Крайне грустное впечатление произвел на меня «Фауст» в театре Музыкальной Драмы.
В своих попытках дать на сцене правду жизни театр настойчиво забирается в непролазные
дебри лжи и умерщвляет живые произведения. Оперу, в которой все по-оперному
условно: музыка, окургуженный гетевский сюжет, либретто, оперу, которая ни малейшим
образом не соответствует реальной действительности — театр с варварской жестокостью
втиснул в узилище самого здорового и трезвого реализма. Но так как никакими
силами, человеческими и даже божескими, нельзя сделать трезво реальным Мефистофеля,
Брокен и ведьм, призрак Маргариты и превращение Фауста — то получилась унылейшая
мешанина, призрак с паспортом, прописанным в таком-то участке Адмиралтейской
части. То, что есть в опере романтического и душевного, доселе трогающего наивные
сердца и удерживающего «Фауста» в репертуаре всех стран, — погибло бесследно
под наплывом телесности и вещественности: ни искры поэзии, ни намека на волнующую
любовь и печаль.
Зачем на Маргарите такой уродливый колпак? Быть может, исторически колпак и
доказуем, но при чем здесь история... Маргарита и история! Почему Валентин давно
не брит и так же очень некрасив? Почему заставили его умирать на дому — и бедный
артист должен из-за кулис выкликать его предсмертные слова? Зачем в сцене проклятия
Мефистофель поет откуда-то с галереи, и весь зал закатывает глаза, разыскивая
его вверху, как неприятельский аэроплан? А Брокен сделан маленький и острощербатый,
как гнилой зуб, и неприятно смотреть на полуголых ведьм, которые осторожно выгибаются
и принимают балетные позы — с риском свалиться на пол и ушибиться. Это не цирк.

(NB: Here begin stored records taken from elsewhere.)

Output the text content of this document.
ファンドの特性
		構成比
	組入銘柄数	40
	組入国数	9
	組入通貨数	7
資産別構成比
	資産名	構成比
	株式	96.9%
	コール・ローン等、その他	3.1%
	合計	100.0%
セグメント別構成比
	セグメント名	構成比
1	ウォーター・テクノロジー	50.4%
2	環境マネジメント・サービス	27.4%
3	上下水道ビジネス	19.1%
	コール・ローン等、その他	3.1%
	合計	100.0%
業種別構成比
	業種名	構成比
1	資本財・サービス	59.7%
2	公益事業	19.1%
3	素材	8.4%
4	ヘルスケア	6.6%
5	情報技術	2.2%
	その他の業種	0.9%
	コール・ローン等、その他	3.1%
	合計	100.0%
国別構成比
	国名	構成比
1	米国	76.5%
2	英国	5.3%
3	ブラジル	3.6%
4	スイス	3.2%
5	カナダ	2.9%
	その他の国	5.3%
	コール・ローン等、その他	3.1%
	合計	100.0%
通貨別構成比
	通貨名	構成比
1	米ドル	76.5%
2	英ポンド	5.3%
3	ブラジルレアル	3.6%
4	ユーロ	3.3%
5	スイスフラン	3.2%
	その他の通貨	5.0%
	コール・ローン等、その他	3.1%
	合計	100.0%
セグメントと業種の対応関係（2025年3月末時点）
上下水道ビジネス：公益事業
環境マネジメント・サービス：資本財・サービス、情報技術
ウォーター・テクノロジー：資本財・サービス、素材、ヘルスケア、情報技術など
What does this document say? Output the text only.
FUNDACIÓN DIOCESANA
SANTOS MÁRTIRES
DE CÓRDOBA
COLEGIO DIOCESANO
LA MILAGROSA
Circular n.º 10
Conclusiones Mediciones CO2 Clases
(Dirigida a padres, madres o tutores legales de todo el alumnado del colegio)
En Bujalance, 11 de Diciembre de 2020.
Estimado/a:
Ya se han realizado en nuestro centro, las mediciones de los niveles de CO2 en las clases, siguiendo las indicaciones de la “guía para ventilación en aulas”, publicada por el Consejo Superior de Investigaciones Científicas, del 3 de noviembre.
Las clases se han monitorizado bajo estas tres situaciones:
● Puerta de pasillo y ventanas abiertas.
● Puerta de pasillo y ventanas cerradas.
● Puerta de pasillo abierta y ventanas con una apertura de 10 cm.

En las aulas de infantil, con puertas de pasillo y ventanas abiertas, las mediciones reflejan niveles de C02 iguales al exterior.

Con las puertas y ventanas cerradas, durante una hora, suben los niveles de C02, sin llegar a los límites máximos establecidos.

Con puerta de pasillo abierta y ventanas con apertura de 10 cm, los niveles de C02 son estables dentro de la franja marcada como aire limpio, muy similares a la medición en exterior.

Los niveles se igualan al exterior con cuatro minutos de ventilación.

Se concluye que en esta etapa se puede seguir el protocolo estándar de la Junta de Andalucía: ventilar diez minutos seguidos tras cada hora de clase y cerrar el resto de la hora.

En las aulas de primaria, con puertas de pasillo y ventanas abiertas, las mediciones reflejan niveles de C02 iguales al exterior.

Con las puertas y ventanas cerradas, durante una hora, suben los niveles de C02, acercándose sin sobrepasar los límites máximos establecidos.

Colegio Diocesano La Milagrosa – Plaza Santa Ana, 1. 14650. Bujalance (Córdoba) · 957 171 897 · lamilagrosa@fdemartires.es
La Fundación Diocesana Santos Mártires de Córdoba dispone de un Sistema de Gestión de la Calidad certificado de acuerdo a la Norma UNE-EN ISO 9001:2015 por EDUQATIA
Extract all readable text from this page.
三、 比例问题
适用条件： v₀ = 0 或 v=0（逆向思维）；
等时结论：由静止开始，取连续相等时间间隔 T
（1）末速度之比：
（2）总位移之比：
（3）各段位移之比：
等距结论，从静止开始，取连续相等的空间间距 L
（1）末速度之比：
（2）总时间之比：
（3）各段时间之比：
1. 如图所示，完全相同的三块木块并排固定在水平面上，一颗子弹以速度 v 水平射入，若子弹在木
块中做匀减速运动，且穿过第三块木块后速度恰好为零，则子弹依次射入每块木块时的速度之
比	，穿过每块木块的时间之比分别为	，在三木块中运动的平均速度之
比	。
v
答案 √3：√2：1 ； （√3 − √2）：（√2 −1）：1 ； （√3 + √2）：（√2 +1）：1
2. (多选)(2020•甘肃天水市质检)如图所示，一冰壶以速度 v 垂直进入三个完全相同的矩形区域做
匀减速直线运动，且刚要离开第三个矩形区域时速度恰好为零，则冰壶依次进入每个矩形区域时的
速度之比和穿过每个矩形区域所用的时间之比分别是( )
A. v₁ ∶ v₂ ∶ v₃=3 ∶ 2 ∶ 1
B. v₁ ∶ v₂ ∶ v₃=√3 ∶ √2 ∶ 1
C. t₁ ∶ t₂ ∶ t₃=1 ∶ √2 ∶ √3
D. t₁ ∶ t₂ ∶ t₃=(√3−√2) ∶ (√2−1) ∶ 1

Всё обездушено, огрублено, принижено, местами точно измазано сажей, чтобы противней
было. Недаром какой-то журналист усмотрел в этом «Фаусте» критику на немецкие
зверства. Мечтательный и нежный вальс, под звуки которого встречаются Фауст
и Маргарита и вспыхивает первая чистая любовь, вальс, который вспоминается ею
в тюрьме, — волей театра огрублен до степени кабацкого пляса. Музыка что-то
урчит, валятся табуреты, столы, и пьяные ландскнехты, танцующие женщины безобразно
откидывают ноги. Скучно, ибо ложь: ведь сквозь душу Маргариты проходит вальс,
и нужно дать то, что видела она, что грезилось ей, а не то, что было «в действительности»,
хотя бы действительность эта была удостоверена самым беспристрастным полицейским
протоколом.
Декорации незначительны, порою излишне слащавы, порой грубоваты и плоски в
своем дешевом реализме: Вальц в Большом Московском театре 20 лет тому назад
писал не хуже. Апофеоз, где крупные ангелы, окрашенные спектром, как известные
пасхальные выпуклые картинки, влекут на небо Маргариту, — мог бы своей роскошью
умилить самоеда и даже обратить его в христианство, но для художественного театра
просто неприличен. Но всего не перечислить. Главное же то, что нет правды и
не будет, пока театр не перестанет насильничать над живыми формами произведений
и не подчинит себя их художественной воле вместо того, чтобы им навязывать свою.
Нельзя насильственно обращать ни в реализм, ни в символизм, ни во всякие другие
веры.
Обидно за молодой, талантливый и энергичный театр, который, встав на неверный
путь, так бесплодно расточает свои силы.
Источник. Андреев Л. Повести и рассказы в 2-х
томах. – М.: Худож. лит., 1971.
Комментарий. Впервые — в газете «День», 1914, № 296, 31 октября.
В редакционном примечании выражалась солидарность с Андреевым. Упоминая
ранее напечатанную хвалебную рецензию В. Коломийцева на премьеру оперы Шарля
Гуно «Фауст» в Музыкальной драме 16 октября 1914 г. (День, 1914, № 281, 19 октября),
редакция признала, что рецензент «позолотил пилюлю».